Pada tahun 1900-1930 muncul politik etis yang di dalamnya terdapat kebijakan edukasi, yang sebenarnya dalam pelaksanaannya masih tidak lepas dari kebijakan yang menguntungkan Belanda dan masih bersifat diskriminatif (Saputra, 2022). 

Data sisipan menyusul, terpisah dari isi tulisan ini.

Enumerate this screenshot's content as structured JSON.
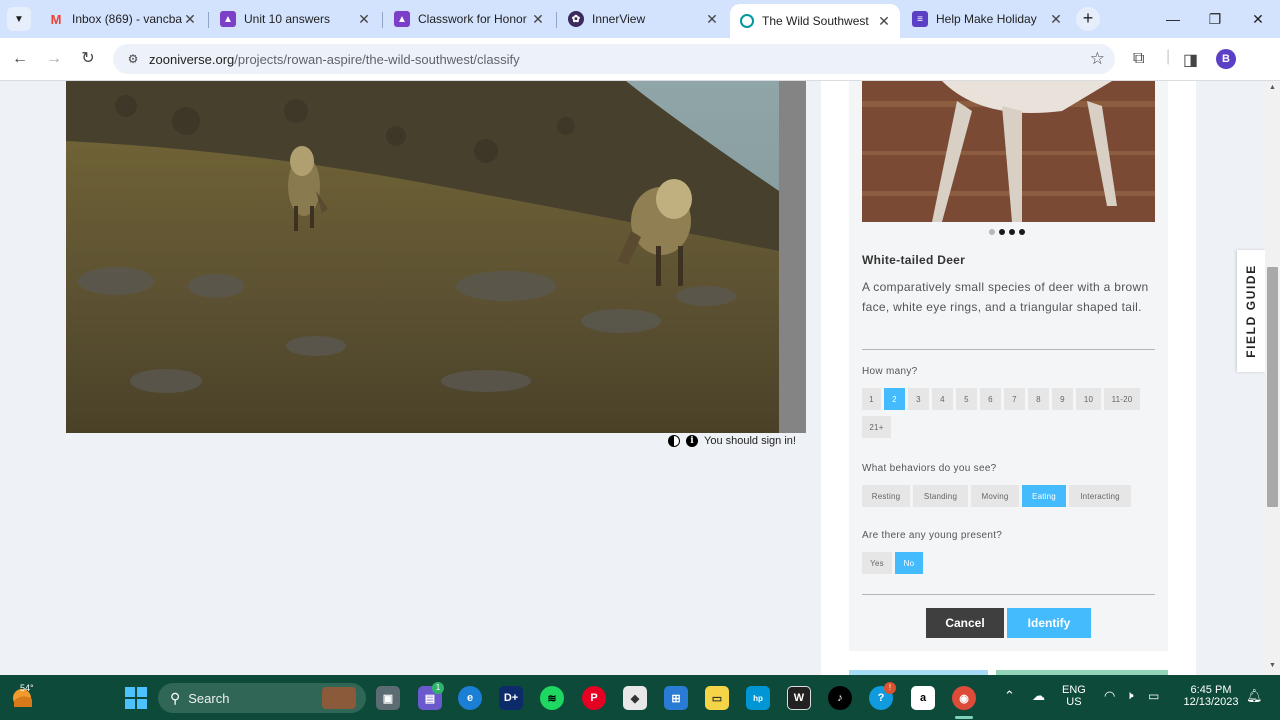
{
  "browser": {
    "tabs": [
      {
        "title": "Inbox (869) - vancba",
        "favicon": "gmail-icon",
        "color": "#ea4335",
        "active": false
      },
      {
        "title": "Unit 10 answers",
        "favicon": "classroom-icon",
        "color": "#7b3fc8",
        "active": false
      },
      {
        "title": "Classwork for Honor",
        "favicon": "classroom-icon",
        "color": "#7b3fc8",
        "active": false
      },
      {
        "title": "InnerView",
        "favicon": "innerview-icon",
        "color": "#3b2a5c",
        "active": false
      },
      {
        "title": "The Wild Southwest",
        "favicon": "zooniverse-icon",
        "color": "#00979d",
        "active": true
      },
      {
        "title": "Help Make Holiday",
        "favicon": "forms-icon",
        "color": "#5b3fc4",
        "active": false
      }
    ],
    "address": {
      "host": "zooniverse.org",
      "path": "/projects/rowan-aspire/the-wild-southwest/classify"
    },
    "profile_initial": "B"
  },
  "subject": {
    "sign_in_text": "You should sign in!"
  },
  "field_guide_card": {
    "species": "White-tailed Deer",
    "description": "A comparatively small species of deer with a brown face, white eye rings, and a triangular shaped tail.",
    "image_dots": 4,
    "active_dot": 1
  },
  "questions": {
    "how_many": {
      "prompt": "How many?",
      "options": [
        "1",
        "2",
        "3",
        "4",
        "5",
        "6",
        "7",
        "8",
        "9",
        "10",
        "11-20",
        "21+"
      ],
      "selected": "2"
    },
    "behaviors": {
      "prompt": "What behaviors do you see?",
      "options": [
        "Resting",
        "Standing",
        "Moving",
        "Eating",
        "Interacting"
      ],
      "selected": "Eating"
    },
    "young": {
      "prompt": "Are there any young present?",
      "options": [
        "Yes",
        "No"
      ],
      "selected": "No"
    }
  },
  "actions": {
    "cancel": "Cancel",
    "identify": "Identify"
  },
  "field_guide_tab": "FIELD GUIDE",
  "taskbar": {
    "weather_temp": "54°",
    "search_label": "Search",
    "teams_badge": "1",
    "language": "ENG",
    "region": "US",
    "time": "6:45 PM",
    "date": "12/13/2023"
  },
  "colors": {
    "accent": "#43bbfd",
    "taskbar": "#0e4a3a"
  }
}
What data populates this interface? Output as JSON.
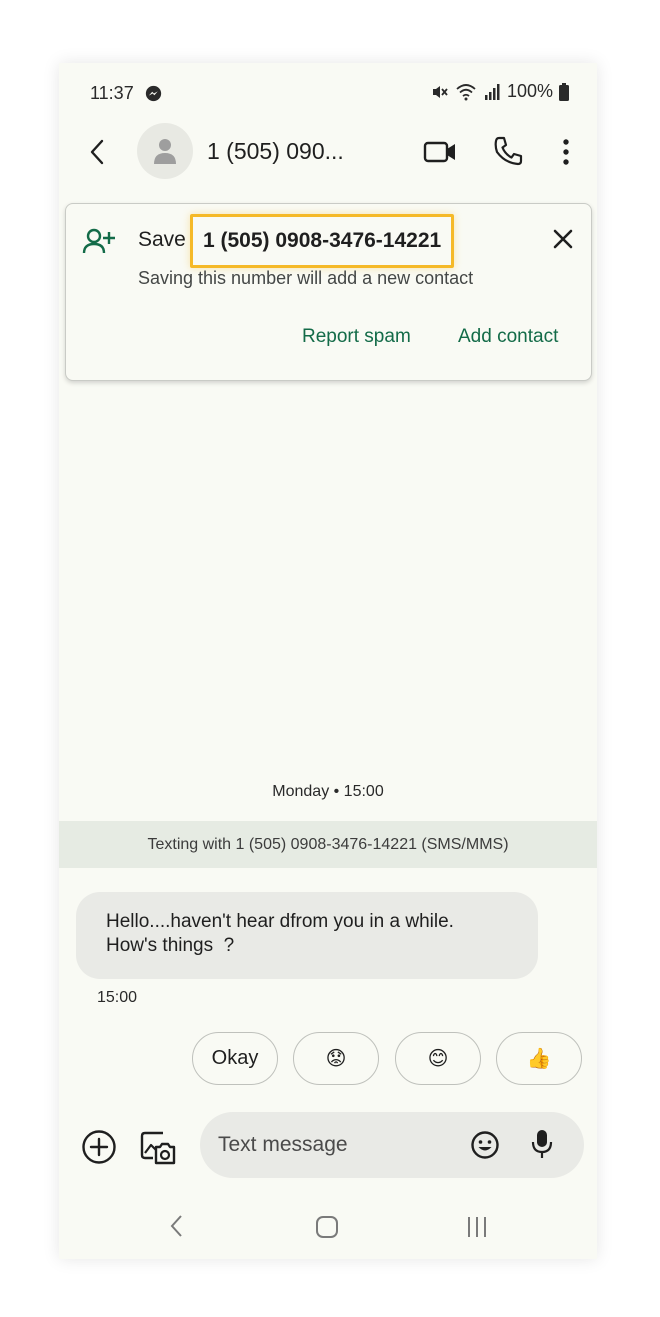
{
  "status_bar": {
    "time": "11:37",
    "battery": "100%"
  },
  "header": {
    "contact": "1 (505) 090...",
    "avatar": "person-icon"
  },
  "save_card": {
    "save_label": "Save",
    "number": "1 (505) 0908-3476-14221",
    "subtitle": "Saving this number will add a new contact",
    "report_spam": "Report spam",
    "add_contact": "Add contact",
    "highlight_color": "#f5b928",
    "action_color": "#136b48"
  },
  "conversation": {
    "date_label": "Monday • 15:00",
    "info_banner": "Texting with 1 (505) 0908-3476-14221 (SMS/MMS)",
    "message": "Hello....haven't hear dfrom you in a while.\nHow's things  ?",
    "message_time": "15:00"
  },
  "smart_replies": [
    {
      "label": "Okay"
    },
    {
      "label": "😟"
    },
    {
      "label": "😊"
    },
    {
      "label": "👍"
    }
  ],
  "compose": {
    "placeholder": "Text message"
  }
}
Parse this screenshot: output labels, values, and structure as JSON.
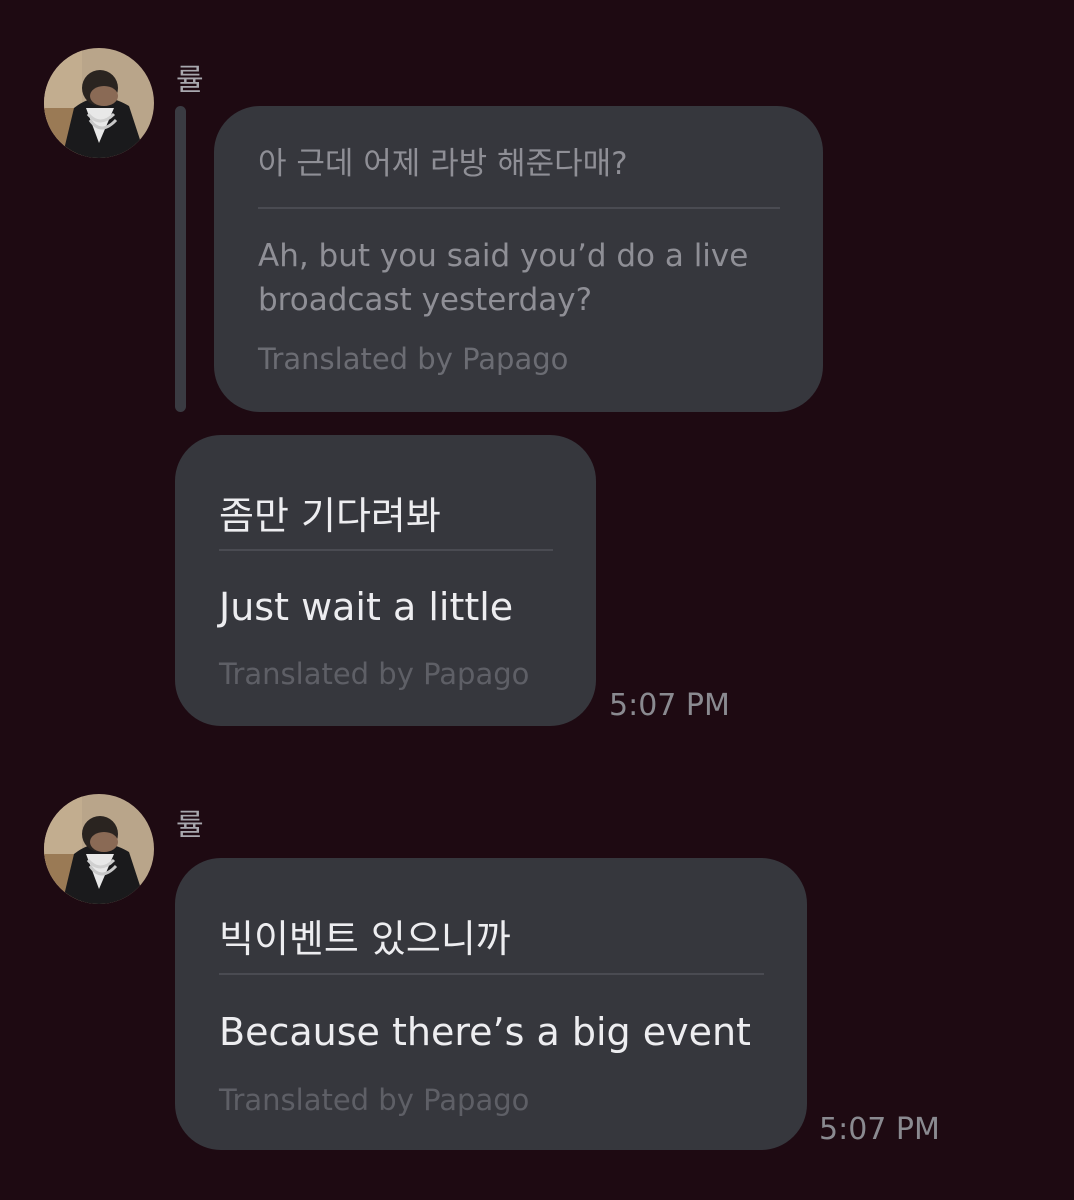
{
  "group1": {
    "sender_name": "률",
    "avatar": "user-avatar-photo",
    "quoted": {
      "original": "아 근데 어제 라방 해준다매?",
      "translation": "Ah, but you said you’d do a live broadcast yesterday?",
      "credit": "Translated by Papago"
    },
    "message": {
      "original": "좀만 기다려봐",
      "translation": "Just wait a little",
      "credit": "Translated by Papago",
      "time": "5:07 PM"
    }
  },
  "group2": {
    "sender_name": "률",
    "avatar": "user-avatar-photo",
    "message": {
      "original": "빅이벤트 있으니까",
      "translation": "Because there’s a big event",
      "credit": "Translated by Papago",
      "time": "5:07 PM"
    }
  },
  "colors": {
    "background": "#1e0a12",
    "bubble": "#36373d",
    "text_primary": "#ededf0",
    "text_secondary": "#8f8f96",
    "timestamp": "#8a8a90"
  }
}
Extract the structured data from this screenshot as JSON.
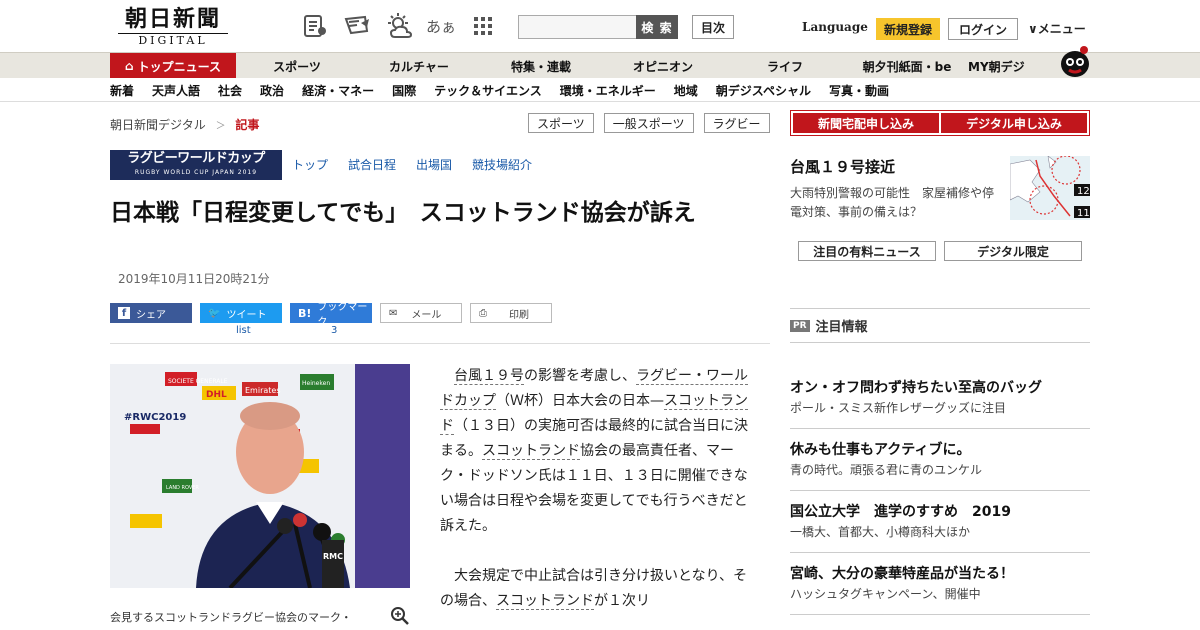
{
  "header": {
    "logo_jp": "朝日新聞",
    "logo_en": "DIGITAL",
    "icons": [
      "newspaper-icon",
      "message-icon",
      "weather-icon",
      "font-size-icon",
      "grid-icon"
    ],
    "font_size_label": "あぁ",
    "search_button": "検 索",
    "mokuji": "目次",
    "language": "Language",
    "register": "新規登録",
    "login": "ログイン",
    "menu": "メニュー"
  },
  "nav_primary": [
    "トップニュース",
    "スポーツ",
    "カルチャー",
    "特集・連載",
    "オピニオン",
    "ライフ",
    "朝夕刊紙面・be",
    "MY朝デジ"
  ],
  "nav_secondary": [
    "新着",
    "天声人語",
    "社会",
    "政治",
    "経済・マネー",
    "国際",
    "テック＆サイエンス",
    "環境・エネルギー",
    "地域",
    "朝デジスペシャル",
    "写真・動画"
  ],
  "breadcrumb": {
    "home": "朝日新聞デジタル",
    "sep": "＞",
    "current": "記事"
  },
  "tags": [
    "スポーツ",
    "一般スポーツ",
    "ラグビー"
  ],
  "rwc": {
    "logo_jp": "ラグビーワールドカップ",
    "logo_en": "RUGBY WORLD CUP JAPAN 2019",
    "links": [
      "トップ",
      "試合日程",
      "出場国",
      "競技場紹介"
    ]
  },
  "article": {
    "title": "日本戦「日程変更してでも」　スコットランド協会が訴え",
    "date": "2019年10月11日20時21分",
    "share": {
      "facebook": "シェア",
      "twitter": "ツイート",
      "hatena": "ブックマーク",
      "mail": "メール",
      "print": "印刷",
      "tweet_count": "list",
      "hatena_count": "3"
    },
    "caption": "会見するスコットランドラグビー協会のマーク・",
    "p1": [
      "台風１９号",
      "の影響を考慮し、",
      "ラグビー・ワールドカップ",
      "（Ｗ杯）日本大会の日本—",
      "スコットランド",
      "（１３日）の実施可否は最終的に試合当日に決まる。",
      "スコットランド",
      "協会の最高責任者、マーク・ドッドソン氏は１１日、１３日に開催できない場合は日程や会場を変更してでも行うべきだと訴えた。"
    ],
    "p2": [
      "大会規定で中止試合は引き分け扱いとなり、その場合、",
      "スコットランド",
      "が１次リ"
    ]
  },
  "right": {
    "subscribe": [
      "新聞宅配申し込み",
      "デジタル申し込み"
    ],
    "typhoon": {
      "title": "台風１９号接近",
      "sub": "大雨特別警報の可能性　家屋補修や停電対策、事前の備えは？",
      "map_labels": [
        "12",
        "11"
      ]
    },
    "buttons": [
      "注目の有料ニュース",
      "デジタル限定"
    ],
    "pr_badge": "PR",
    "pr_title": "注目情報",
    "ads": [
      {
        "h": "オン・オフ問わず持ちたい至高のバッグ",
        "s": "ポール・スミス新作レザーグッズに注目"
      },
      {
        "h": "休みも仕事もアクティブに。",
        "s": "青の時代。頑張る君に青のユンケル"
      },
      {
        "h": "国公立大学　進学のすすめ　2019",
        "s": "一橋大、首都大、小樽商科大ほか"
      },
      {
        "h": "宮崎、大分の豪華特産品が当たる！",
        "s": "ハッシュタグキャンペーン、開催中"
      }
    ]
  },
  "photo_texts": [
    "SOCIETE GENERALE",
    "DHL",
    "Emirates",
    "Heineken",
    "LAND ROVER",
    "#RWC2019",
    "RMC"
  ]
}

Politik Etis muncul karena pengaruh orang Belanda yang Bernama Van Deventer yang mengatakan bahwa Belanda telah maju dan disegani di dunia Eropa, sehingga tidak boleh begitu saja melupakan jasa penduduk pribumi yaitu Indonesia (Syaharuddin & Susanto, 2019, p. 37). Pada masa kebijakan politik etis, pelaksanaan program pendidikan masih menggunakan pendidikan gaya barat dengan melonggarkan peserta didik yang dapat bersekolah tidak hanya dari kaum bangsawan atau priyayi, namun masyarakat pribumi biasa dapat diberikan pendidikan (Riska & Hudaidah, 2021). 

Kebijakan politik etis juga menganjurkan program untuk memajukan kesejahteraan rakyat melalui perbaikan irigasi untuk meningkatkan produksi pertanian, dan menganjurkan transmigrasi dari pulau jawa yang pada penduduk ke tempat lain (Nasution, 2020). Politik Etis tampaknya menjadi kebijakan yang menarik ketika didengar, yang membuat simpati penduduk pribumi terhadap pemerintah kolonial dari konteks sosial-politik (Sultani & Kristanti, 2020). 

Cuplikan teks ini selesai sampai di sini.